La commission note que les observations des organisations syndicales contenant les propositions d’amendement ont été transmises au gouvernement qui a formulé ses réponses sur de nombreux points. La commission a tenu compte de l’ensemble de ces commentaires dans son examen des nouveaux textes de loi.
Champ d’application (article 2 de la loi no 23-02). Dans ses précédents commentaires, la commission avait demandé au gouvernement de consulter d’urgence les partenaires sociaux sur les mesures à prendre pour modifier les prescriptions résultant de l’application de l’article 2 de la loi no 90-14, ceci afin que les fonctions syndicales dans une entreprise ne soient plus limitées aux seules personnes salariées de l’entreprise, ou afin de lever la question d’appartenance à la profession ou de la qualité de salarié pour au moins une proportion raisonnable de responsables syndicaux. La commission note avec regret que l’article 2 de la loi no 23-02 demeure inchangé sur ce point en ce qu’il s’applique uniquement aux travailleurs salariés et aux agents publics exerçant au sein des institutions et administrations publiques. La commission doit à nouveau rappeler que de telles dispositions peuvent entraver le droit des organisations d’élaborer librement leurs statuts et d’élire librement leurs représentants en leur ôtant la possibilité d’élire des personnes qualifiées (telles que des permanents syndicaux ou des retraités) ou en les privant de l’expérience de certains dirigeants lorsqu’elles ne disposent pas, dans leurs propres rangs, de personnes compétentes en nombre suffisant (voir Étude d’ensemble de 2012sur les conventions fondamentales, paragr. 102). En conséquence, la commission prie instamment le gouvernement de prendre les mesures nécessaires pour assurer la pleine conformité de la nouvelle législation avec la convention, conformément aux principes rappelés ci-dessus.

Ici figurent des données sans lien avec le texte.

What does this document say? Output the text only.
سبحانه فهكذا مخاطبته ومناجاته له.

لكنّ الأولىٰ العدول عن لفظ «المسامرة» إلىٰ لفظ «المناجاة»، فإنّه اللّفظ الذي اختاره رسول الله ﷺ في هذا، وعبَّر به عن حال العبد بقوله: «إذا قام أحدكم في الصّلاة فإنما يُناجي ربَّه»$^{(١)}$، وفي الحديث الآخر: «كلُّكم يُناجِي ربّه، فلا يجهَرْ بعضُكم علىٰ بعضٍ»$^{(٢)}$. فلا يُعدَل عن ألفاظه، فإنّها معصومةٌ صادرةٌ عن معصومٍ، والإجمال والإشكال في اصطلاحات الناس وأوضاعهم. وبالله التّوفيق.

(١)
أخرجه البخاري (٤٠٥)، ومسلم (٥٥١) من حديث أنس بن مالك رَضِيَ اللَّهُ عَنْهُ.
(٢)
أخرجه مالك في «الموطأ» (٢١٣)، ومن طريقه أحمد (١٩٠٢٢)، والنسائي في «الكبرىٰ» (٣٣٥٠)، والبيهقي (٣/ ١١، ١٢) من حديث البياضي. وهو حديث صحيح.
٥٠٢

Indépendance des organisations syndicales (articles 12 à 15 de la loi no 23-02). La commission relève que ces dispositions interdisent non seulement toute relation structurelle ou fonctionnelle entre les syndicats et les partis politiques, mais interdisent également à un syndicaliste d’exercer un mandat dans les organes dirigeants d’un parti politique. En outre, les membres fondateurs et les dirigeants syndicaux doivent s’abstenir d’exprimer tout soutien politique envers un parti ou une personnalité. La commission souhaite rappeler à cet égard qu’elle a indiqué que si la promotion des conditions de travail par la négociation collective reste un axe essentiel de l’action syndicale, l’évolution du mouvement syndical et sa reconnaissance accrue comme partenaire social à part entière exigent que les organisations de travailleurs puissent se prononcer sur les problèmes politiques au sens large, et notamment manifester publiquement leur opinion sur la politique économique et sociale du gouvernement. S’agissant des activités politiques du mouvement syndical, la commission a exprimé son avis que tant les législations qui associent étroitement organisations syndicales et partis politiques, que les dispositions interdisant toute activité politique aux syndicats soulèvent des difficultés sérieuses par rapport aux principes de la convention. Une certaine souplesse de la législation est souhaitable à cet égard, afin de réaliser un équilibre raisonnable entre, d’une part, l’intérêt légitime des organisations à exprimer leur point de vue sur les questions de politique économique et sociale intéressant leurs membres et les salariés en général et, d’autre part, le degré de séparation voulu entre l’action politique proprement dite et les activités syndicales. La commission rappelle donc que des dispositions imposant aux syndicats ou aux organisations d’employeurs une interdiction générale d’activités politiques visant à promouvoir leurs objectifs spécifiques sont contraires à la convention. En conséquence, la commission prie le gouvernement de prendre les mesures nécessaires pour revoir les dispositions susmentionnées de la loi no 23-02, en consultation avec les organisations d’employeurs et de travailleurs représentatives au niveau national, en vue de les modifier de manière à assurer le respect de ce principe.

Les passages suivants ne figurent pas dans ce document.